Governments are to share their tax information automatically under an agreement reached by last month’s G8 summit to eliminate tax dodging.

This openness will be accompanied by an order to shell companies, frequently used to exploit tax loopholes and invest money anonymously, to name their effective owners.

Critics, however, complain that although the new measures target evasion, they leave untouched the perfectly legal tax avoidance devices used by large companies.

The G8 members – Canada, France, Germany, Italy, Japan, Russia, the UK and the US – expect their agreement to flush out tax evaders and money launderers by exposing the beneficiaries of shell companies, special purposes companies and trust arrangements.

The UK, for example, will compile a central register of beneficial owners but will conduct a consultation on making it publicly accessible.

The G8 agreement follows a recent similar proposal from the Organisation for Economic Co-operation and Development and comes a week after the UK announced a deal with its crown dependencies and overseas territories, including the Channel Islands, Gibraltar and Anguilla, under which information on the foreign companies banking their profits there will be shared. About a fifth of offshore tax havens used by multinationals to shelter or hide cash are British dependencies.

Delegates at the summit paid particular attention to mining companies, many of which were reported to be using complicated ownership structures in the Netherlands and Switzerland to avoid taxes on minerals extracted in developing countries.

A more aggressive unilateral measure will be introduced in the US this year compelling financial enterprises to reveal all citizens’ assets held overseas. The penalty for non-compliance would be a heavy tax.

Commentators say nations inside and outside Europe could copy the US. The G8 communiqué said significantly: “We call on all jurisdictions to adopt and effectively implement this new single global standard at the earliest opportunity.”

On avoidance, through which several large companies, including Amazon, Apple, Google and Starbucks, have legally minimised their tax bills, the G8 members appealed to individual nations.

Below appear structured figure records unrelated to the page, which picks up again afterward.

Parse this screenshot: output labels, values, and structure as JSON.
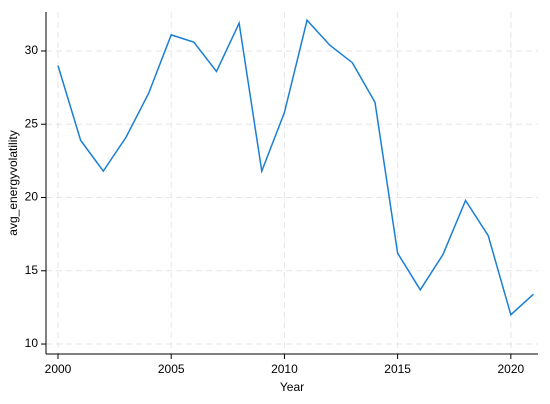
{
  "chart_data": {
    "type": "line",
    "x_label": "Year",
    "y_label": "avg_energyvolatility",
    "x": [
      2000,
      2001,
      2002,
      2003,
      2004,
      2005,
      2006,
      2007,
      2008,
      2009,
      2010,
      2011,
      2012,
      2013,
      2014,
      2015,
      2016,
      2017,
      2018,
      2019,
      2020,
      2021
    ],
    "series": [
      {
        "color": "#1a7fd4",
        "values": [
          29.0,
          23.9,
          21.8,
          24.1,
          27.1,
          31.1,
          30.6,
          28.6,
          31.9,
          21.8,
          25.8,
          32.1,
          30.4,
          29.2,
          26.5,
          16.2,
          13.7,
          16.1,
          19.8,
          17.4,
          12.0,
          13.4
        ]
      }
    ],
    "xlim": [
      1999.47,
      2021.2
    ],
    "xticks": [
      2000,
      2005,
      2010,
      2015,
      2020
    ],
    "ylim": [
      9.32,
      32.66
    ],
    "yticks": [
      10,
      15,
      20,
      25,
      30
    ],
    "grid": true
  }
}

The communiqué said: “Countries should change rules that let companies shift their profits across borders to avoid taxes.”

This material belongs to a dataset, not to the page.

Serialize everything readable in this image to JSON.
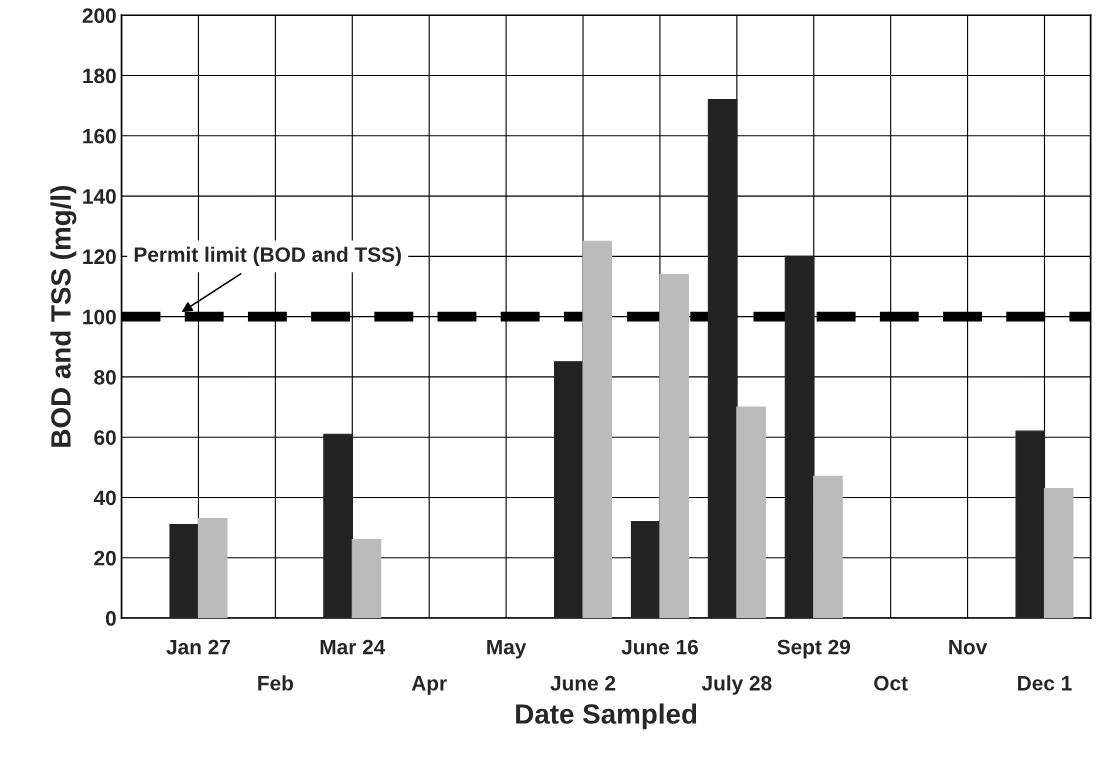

The present legislation allows revenue from UK customers to go directly into foreign bank accounts, permitting companies to avoid UK tax, even if they trade in the country.

The G8 members drew some hope from a meeting of G20 finance ministers, due this month, which could propose rule changes. They promised to “take the necessary individual and collective action” to back G20 recommendations.
The more cynical observers likened the resolve of the UK prime minister David Cameron to rewrite the rules to the 2009 declaration by his predecessor Gordon Brown welcoming “the beginning of the end for tax havens”. Such optimism was seen by many as premature.

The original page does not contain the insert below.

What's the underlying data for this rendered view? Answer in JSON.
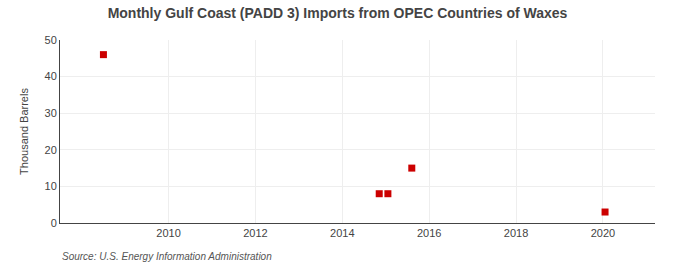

Murray Worthy, tax campaigner at the UK anti-poverty group War on Want, said: “Talk of stopping companies shifting profits to avoid taxes is a huge step forward, but we have heard great promises from the world’s heads of state before. It is what they do that counts.”

Alex Prats, Principal Economic Justice Advisor, Christian Aid told Ethical Performance: “The summit was a success in that there was clear acceptance that the tax abuse we estimate costs developing countries some US$160bn a year must be stopped. The question is how. The summit endorsed Automatic Exchange of Information. It also supported country-by-country reporting by multinationals to help end profit shifting into low-tax jurisdictions, but, unfortunately suggested such information would only be shared with tax authorities. And it failed to live up to expectations over establishing public registries of ownership of companies and trusts, which would help end tax haven secrecy. It agreed registries be established, but again, only open to the authorities. So it was a start, but there is still a long way to go.”